Cela ne signifie pas qu’elle n’a pas de respect pour le passé. Simplement que le passé, c’est le passé, comme dirait La Palisse, et que ne pas s’occuper de l’avenir serait pour le coup un crime.

« Je veux que nous ayons une stratégie française et européenne ambitieuse en terme d’aide publique au développement, mais dans le cadre d’un dialogue exigeant avec les responsables africains. Nous devons avoir une demande de réciprocité sur le plan des réadmissions [des migrants en situation irrégulière]. »

Évoquant Mali, le candidat d’ »En Marche ! » ajoute : « On ne peut pas expliquer aujourd’hui à notre population [française] que [d’un côté] on est en train de stabiliser sur le plan militaire un pays, qu’on est en train de l’aider à développer ses propres infrastructures, que d’ailleurs il est bon pour lui que les gens reviennent et n’en partent pas, et que [de l’autre côté] on ne sait pas signer un accord de reconduite à la frontière et que, quand quelqu’un n’a pas de titre de séjour, il n’est pas réadmis sur le territoire [de son pays d’origine]. Cela, c’est un jeu de dupes dans lequel nous sommes depuis des années. »

Emmanuel Macron dénonce les « rémanences de la Françafrique ».

Mais pour autant, il ne veut pas renverser la table. Faut-il supprimer le franc CFA ? « C’est un débat que les pays de la zone franc doivent conduire dans les deux zones concernées. Je n’ai pas à me prononcer pour eux. C’est un élément de stabilité que nous garantissons. Ce qui est vrai, c’est que cela crée de l’hétérogénéité, en particulier au sein de la Cedeao, où vous avez plusieurs cohabitations. En même temps, je pense que le choix leur est laissé », déclare l’ancien ministre de l’Economie.

François Hollande a-t-il eu tort de rester silencieux après la réélection très controversée d’Ali Bongo au Gabon, en août dernier ?
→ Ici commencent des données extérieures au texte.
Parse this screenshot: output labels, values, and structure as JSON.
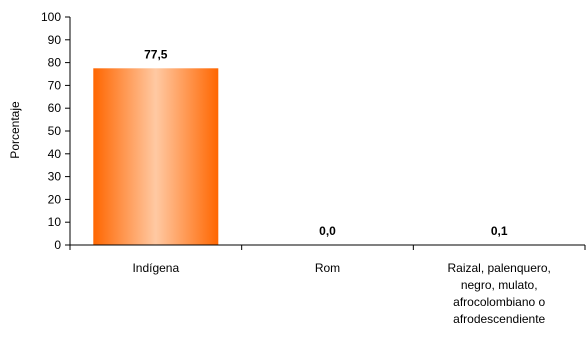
{
  "chart_data": {
    "type": "bar",
    "title": "",
    "xlabel": "",
    "ylabel": "Porcentaje",
    "ylim": [
      0,
      100
    ],
    "yticks": [
      0,
      10,
      20,
      30,
      40,
      50,
      60,
      70,
      80,
      90,
      100
    ],
    "grid": false,
    "legend": "none",
    "categories": [
      [
        "Indígena"
      ],
      [
        "Rom"
      ],
      [
        "Raizal, palenquero,",
        "negro, mulato,",
        "afrocolombiano o",
        "afrodescendiente"
      ]
    ],
    "values": [
      77.5,
      0.0,
      0.1
    ],
    "data_labels": [
      "77,5",
      "0,0",
      "0,1"
    ],
    "colors": {
      "bar_edge": "#FF6600",
      "bar_center": "#FFC9A3",
      "axis": "#000000"
    }
  }
}
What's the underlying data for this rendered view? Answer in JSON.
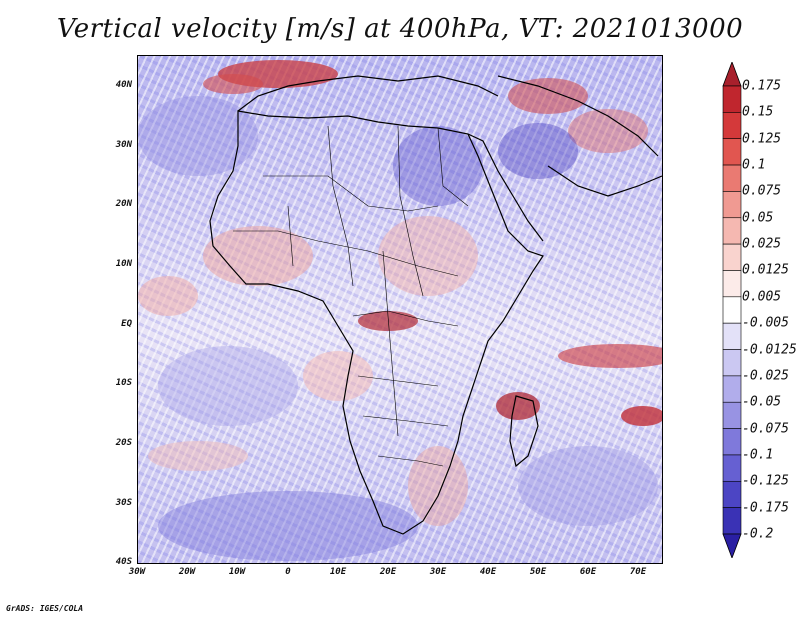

« Je ne suis pas là pour distribuer les bons et les mauvais points. Le président Hollande a-t-il eu une autre politique africaine durant ce quinquennat ? J’ai plutôt ce sentiment par rapport à ses prédécesseurs. Il me semble que l’élection de monsieur Bongo est pleine d’incertitudes et d’inconnues qui justifient un jugement circonstancié », affirme encore celui qui, il y a quinze ans, a fait un stage ENA de six mois à l’ambassade de France au Nigeria, sous la houlette de Jean-Marc Simon.